Dès 2003, les grands consommateurs d’électricité se sont regroupés au sein de l’Energy Intensive Industries pour dénoncer ce " transfert massif de richesse de leurs caisses vers celles des électriciens ". Il y a un an, ils l’estimaient à 2,5 milliards d’euros par an, soit près de 1 % de leurs chiffres d’affaires réunis ; ils s’apprêtent à publier une nouvelle étude sur ces " surprofits " réalisés à leurs dépens. On s’oriente sans doute vers une attribution plus généreuse de quotas aux électriciens pour la période 2008-2012, afin de limiter l’impact du système sur le prix de l’électricité.
Bref, les points en débat sont nombreux autour du remodelage des quotas pour 2008-2012. Des ajustements sont nécessaires, mais s’ils devaient aboutir à vider le système de sa substance, ce serait la crédibilité de l’Union sur la scène internationale qui serait gravement atteinte. En faisant fonctionner depuis plus d’un an de manière relativement satisfaisante un système d’échange de quotas de CO2, l’Europe a pris le leadership mondial dans la lutte contre le réchauffement du climat. Au moment où les discussions internationales sur le changement climatique redémarrent pour l’après-Kyoto, ce n’est pas le moment de reculer sous la pression des lobbies.

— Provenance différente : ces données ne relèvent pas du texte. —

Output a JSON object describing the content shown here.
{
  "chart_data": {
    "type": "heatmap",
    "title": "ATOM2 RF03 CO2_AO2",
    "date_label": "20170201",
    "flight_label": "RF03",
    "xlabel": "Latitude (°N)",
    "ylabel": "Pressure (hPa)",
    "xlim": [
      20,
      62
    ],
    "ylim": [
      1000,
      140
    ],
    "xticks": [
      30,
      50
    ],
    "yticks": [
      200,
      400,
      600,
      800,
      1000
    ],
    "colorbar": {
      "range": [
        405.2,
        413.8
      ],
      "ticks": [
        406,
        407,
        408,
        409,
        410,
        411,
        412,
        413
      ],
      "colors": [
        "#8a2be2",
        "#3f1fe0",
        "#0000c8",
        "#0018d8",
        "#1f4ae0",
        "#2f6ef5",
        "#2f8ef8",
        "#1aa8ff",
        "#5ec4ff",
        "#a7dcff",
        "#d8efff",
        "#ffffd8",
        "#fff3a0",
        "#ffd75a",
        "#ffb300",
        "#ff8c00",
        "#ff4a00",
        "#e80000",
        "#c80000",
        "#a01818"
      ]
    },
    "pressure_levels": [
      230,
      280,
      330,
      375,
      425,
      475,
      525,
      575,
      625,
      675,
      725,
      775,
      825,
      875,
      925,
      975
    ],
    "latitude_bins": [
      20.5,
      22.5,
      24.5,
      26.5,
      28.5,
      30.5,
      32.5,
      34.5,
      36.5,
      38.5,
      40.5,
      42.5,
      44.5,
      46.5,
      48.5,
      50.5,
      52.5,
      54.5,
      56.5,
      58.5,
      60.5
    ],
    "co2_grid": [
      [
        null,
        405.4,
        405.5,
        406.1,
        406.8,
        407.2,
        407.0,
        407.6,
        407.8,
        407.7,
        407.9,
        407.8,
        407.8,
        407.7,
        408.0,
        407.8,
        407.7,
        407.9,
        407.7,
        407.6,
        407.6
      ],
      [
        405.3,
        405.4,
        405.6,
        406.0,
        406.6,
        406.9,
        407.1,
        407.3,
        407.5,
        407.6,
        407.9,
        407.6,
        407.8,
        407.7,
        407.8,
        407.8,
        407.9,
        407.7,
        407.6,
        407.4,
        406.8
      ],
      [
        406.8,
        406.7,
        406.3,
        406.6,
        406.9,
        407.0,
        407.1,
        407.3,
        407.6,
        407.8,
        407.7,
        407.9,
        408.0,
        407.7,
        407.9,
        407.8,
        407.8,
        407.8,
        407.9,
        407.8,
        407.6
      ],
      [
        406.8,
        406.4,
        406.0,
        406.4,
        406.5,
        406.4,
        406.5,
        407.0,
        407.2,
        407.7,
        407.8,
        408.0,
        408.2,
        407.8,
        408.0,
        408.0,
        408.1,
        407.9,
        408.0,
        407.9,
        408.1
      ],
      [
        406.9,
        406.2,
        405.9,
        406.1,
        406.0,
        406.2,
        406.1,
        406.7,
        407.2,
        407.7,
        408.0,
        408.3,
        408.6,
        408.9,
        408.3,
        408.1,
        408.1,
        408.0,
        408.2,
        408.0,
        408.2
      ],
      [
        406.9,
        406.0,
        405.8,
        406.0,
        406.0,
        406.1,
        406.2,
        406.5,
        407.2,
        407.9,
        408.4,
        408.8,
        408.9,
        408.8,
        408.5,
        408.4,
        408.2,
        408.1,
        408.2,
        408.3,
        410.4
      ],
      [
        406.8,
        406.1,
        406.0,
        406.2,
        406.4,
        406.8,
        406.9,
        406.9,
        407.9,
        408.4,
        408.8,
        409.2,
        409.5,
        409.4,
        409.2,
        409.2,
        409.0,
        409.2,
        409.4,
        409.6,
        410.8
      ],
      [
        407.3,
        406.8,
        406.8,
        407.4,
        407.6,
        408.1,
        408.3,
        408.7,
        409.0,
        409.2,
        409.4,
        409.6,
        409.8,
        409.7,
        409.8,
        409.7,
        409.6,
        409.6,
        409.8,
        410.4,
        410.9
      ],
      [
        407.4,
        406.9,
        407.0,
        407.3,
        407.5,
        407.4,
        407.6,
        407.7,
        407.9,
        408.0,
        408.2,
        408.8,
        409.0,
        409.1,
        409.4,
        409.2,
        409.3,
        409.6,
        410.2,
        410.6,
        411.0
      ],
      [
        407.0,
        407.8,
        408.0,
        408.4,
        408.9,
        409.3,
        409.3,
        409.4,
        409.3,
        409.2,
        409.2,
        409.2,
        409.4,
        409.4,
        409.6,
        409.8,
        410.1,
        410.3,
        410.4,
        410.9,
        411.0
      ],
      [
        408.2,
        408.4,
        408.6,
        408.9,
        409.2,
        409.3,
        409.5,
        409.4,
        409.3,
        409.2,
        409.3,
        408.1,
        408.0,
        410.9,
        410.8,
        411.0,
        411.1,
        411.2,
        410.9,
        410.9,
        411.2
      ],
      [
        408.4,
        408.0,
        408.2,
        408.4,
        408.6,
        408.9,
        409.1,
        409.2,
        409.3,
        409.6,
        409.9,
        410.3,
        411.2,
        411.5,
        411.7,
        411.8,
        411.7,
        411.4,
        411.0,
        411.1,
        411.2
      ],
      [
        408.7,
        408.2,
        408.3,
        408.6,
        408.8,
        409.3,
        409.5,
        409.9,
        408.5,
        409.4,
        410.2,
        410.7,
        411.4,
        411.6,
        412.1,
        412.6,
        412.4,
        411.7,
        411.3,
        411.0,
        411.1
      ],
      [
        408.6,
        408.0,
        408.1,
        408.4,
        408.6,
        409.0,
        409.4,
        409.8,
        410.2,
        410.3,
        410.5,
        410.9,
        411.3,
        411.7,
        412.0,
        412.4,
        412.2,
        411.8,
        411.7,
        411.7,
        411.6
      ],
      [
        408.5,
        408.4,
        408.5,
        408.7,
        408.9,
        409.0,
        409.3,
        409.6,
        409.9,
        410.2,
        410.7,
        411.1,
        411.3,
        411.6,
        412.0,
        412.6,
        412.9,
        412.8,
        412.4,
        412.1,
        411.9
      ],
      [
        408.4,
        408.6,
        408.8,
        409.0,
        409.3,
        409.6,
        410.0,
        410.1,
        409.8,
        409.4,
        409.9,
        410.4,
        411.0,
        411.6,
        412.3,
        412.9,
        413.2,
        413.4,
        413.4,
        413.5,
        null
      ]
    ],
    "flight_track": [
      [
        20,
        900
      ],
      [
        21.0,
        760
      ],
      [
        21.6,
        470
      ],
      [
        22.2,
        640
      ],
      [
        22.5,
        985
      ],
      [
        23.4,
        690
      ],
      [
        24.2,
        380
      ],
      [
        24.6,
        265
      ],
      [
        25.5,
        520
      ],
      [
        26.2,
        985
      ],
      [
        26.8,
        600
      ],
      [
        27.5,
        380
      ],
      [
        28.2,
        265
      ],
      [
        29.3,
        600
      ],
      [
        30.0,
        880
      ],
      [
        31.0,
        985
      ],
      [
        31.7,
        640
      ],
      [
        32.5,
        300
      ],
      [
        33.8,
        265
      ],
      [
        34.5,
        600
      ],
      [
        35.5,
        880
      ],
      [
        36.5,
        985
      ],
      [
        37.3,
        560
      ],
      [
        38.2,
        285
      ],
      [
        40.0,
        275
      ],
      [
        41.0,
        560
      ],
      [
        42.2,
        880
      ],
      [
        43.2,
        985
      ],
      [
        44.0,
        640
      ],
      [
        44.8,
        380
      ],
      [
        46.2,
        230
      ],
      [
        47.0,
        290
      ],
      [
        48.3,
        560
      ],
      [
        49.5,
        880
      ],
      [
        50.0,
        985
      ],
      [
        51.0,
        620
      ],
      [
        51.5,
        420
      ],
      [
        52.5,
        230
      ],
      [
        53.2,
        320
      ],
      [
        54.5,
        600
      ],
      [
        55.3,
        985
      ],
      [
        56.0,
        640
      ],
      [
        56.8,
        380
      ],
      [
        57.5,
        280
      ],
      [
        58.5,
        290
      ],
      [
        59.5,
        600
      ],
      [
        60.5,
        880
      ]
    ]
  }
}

- 1. L’autre solution aurait été de les taxer lourdement, ce qui risquait d’entraîner des délocalisations massives vers des pays qui n’ont pas souscrit les mêmes engagements de réduction, à commencer par les Etats-Unis et la Chine. Ce qui aurait créé du chômage en Europe sans réduire pour autant les émissions globales au niveau de la planète.
- 2. Au début des années 90, les Américains ont imposé des quotas sur le dioxyde de soufre afin de lutter contre les pluies acides et la déforestation provoquées par ces émissions. Ils ont alors créé un marché pour échanger ces quotas. Le succès de cette démarche est à l’origine du marché du CO2 européen.